Saturday, February 8, 2014

New Discovery in the New Year

My first musical discovery in 2014 is a live recording from 2011 of Cuban pianist Jorge Luis Prats. Not only was I unfamiliar with Mr. Prats’s artistry, much of the repertoire he presents in his recital are new discoveries for me.

Jorge Luis Prats won the prestigious Long-Thibaud competition in 1977, a win that should have introduced him to the musical world in the most spectacular way. Because Prats is Cuban, his career became the victim of cold war politics, limiting his performances to (then) Soviet-bloc countries as well as in Mexico, Cuba, and South America. The present recording, made in the beautiful concert hall in Zaragoza, Spain, marks his first major performance in Europe for many years. Listening to this recording prompted the question of why we had to wait so long to hear this major artist. Is this not another reminder that talent is often the last and least of the factors in the “making” of a musical career?

Prats opened his recital with five of Granados’s monumental piano cycle, Goyescas – the pianist left out the Epilogo, but inserted between the fourth and fifth pieces another Granados work, El pelele. Goyescas was of course the composer’s hommage to the great Spanish painter. Granados loved the works of Goya, “for his models, quarrels, his loves and flatteries; those pink and white cheeks against lace and black velvet, those tight-waisted bodies, hands of jasmine and mother-of-pearl resting on jet trinkets. All of these things dazzled and possessed me.”

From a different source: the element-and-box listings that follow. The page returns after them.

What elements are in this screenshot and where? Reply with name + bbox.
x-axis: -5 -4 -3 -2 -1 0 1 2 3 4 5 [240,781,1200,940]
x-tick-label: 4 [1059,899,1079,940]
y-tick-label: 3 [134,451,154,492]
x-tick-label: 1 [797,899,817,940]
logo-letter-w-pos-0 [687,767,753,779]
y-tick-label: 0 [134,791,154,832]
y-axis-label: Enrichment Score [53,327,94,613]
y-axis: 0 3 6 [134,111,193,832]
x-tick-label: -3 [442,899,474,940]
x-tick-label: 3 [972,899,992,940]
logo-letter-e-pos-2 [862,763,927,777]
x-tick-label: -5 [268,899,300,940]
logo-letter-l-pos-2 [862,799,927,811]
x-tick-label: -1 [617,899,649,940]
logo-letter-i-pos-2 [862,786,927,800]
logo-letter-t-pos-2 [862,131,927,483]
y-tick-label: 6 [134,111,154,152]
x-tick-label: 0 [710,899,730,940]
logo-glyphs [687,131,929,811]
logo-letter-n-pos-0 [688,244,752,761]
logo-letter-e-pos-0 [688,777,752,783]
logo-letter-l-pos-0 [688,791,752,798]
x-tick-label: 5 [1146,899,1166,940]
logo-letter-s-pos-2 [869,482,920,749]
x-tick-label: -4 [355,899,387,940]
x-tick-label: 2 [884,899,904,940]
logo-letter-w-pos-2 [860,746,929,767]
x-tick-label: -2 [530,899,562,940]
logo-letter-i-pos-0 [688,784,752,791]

Just as the works of Goya dazzled Granados, listeners have long been dazzled and moved by Granados’s richly coloured score ever since its premiere in 1914, with its dense and multi-layered piano writing, and its many beguiling melodies. The thickness of the pianistic texture, as well as the almost insurmountable pianistic challenges, presents difficulties for any pianist attempting this music. For me, the greatest challenge lies in presenting this music idiomatically, and with élan and style. Prats’s playing towers above the many challenges presented in the score, and he plays this music as if he was born for it. The pianist brings out the character of every work in the set - the suaveness and gracefulness of the opening Los Requiebros, the quasi-impressionistic Coloquio en la Reja, the high-spirited El Fandango de Candil, the melancholic and tender Quejas Ó La Maya Y El Ruiseñor, for me the emotional core of the entire set, and the death-haunted El Amor Y La Muerte – and highlight for us the beauty inherent in every one of the unique pieces in Granados giant canvas. These are performances that give us not only visceral excitement, which many pianists today are capable of, but moments of great depth, expressiveness, emotion and tenderness. This is piano playing that moves.

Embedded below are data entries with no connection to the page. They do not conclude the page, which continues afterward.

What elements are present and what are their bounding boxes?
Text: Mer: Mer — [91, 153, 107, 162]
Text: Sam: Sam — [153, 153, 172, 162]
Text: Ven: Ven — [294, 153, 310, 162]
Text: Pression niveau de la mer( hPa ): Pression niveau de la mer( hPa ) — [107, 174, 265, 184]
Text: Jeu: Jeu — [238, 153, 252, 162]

I only wonder why the pianist added El pelele in between Quejas Ó La Maya Y El Ruiseñor and El Amor Y La Muerte. For me, the character of El pelele does not match the character of the rest of the pieces in the set. Moreover, there is a strong thematic connection between Quejas Ó La Maya Y El Ruiseñor and El Amor Y La Muerte, as well as an emotional connection between the two works, a connection that is broken by the insertion of an extraneous work in between.

None of the other works in this recital, from Heitor Villa-Lobos’s Bachiana brasileira No. 4, to the three encores that followed, cast any doubts in my mind that Jorge Luis Prats is a stupendous pianist, and a major artist. In the three encores, the pianist rewards the audience with Carlos Fariñas’s Alta Gracia, Ignacio Cervantes salon-like Danzas cubanas, and Ernesto Lecuona’s famous Malagueña. These are music of a lighter vein, which in many ways augments the challenge for the artist, who must play this music not only convincingly, but also with taste. Prats plays this music with great humour, conviction, taste, and style.

I hope that this beautifully recorded and engineered recording from Decca will serve to raise the consciousness of Jorge Luis Prats in the minds of music lovers. There is no reason why an artist of this caliber should not become a household name in pianistic circles. He certainly deserves to be.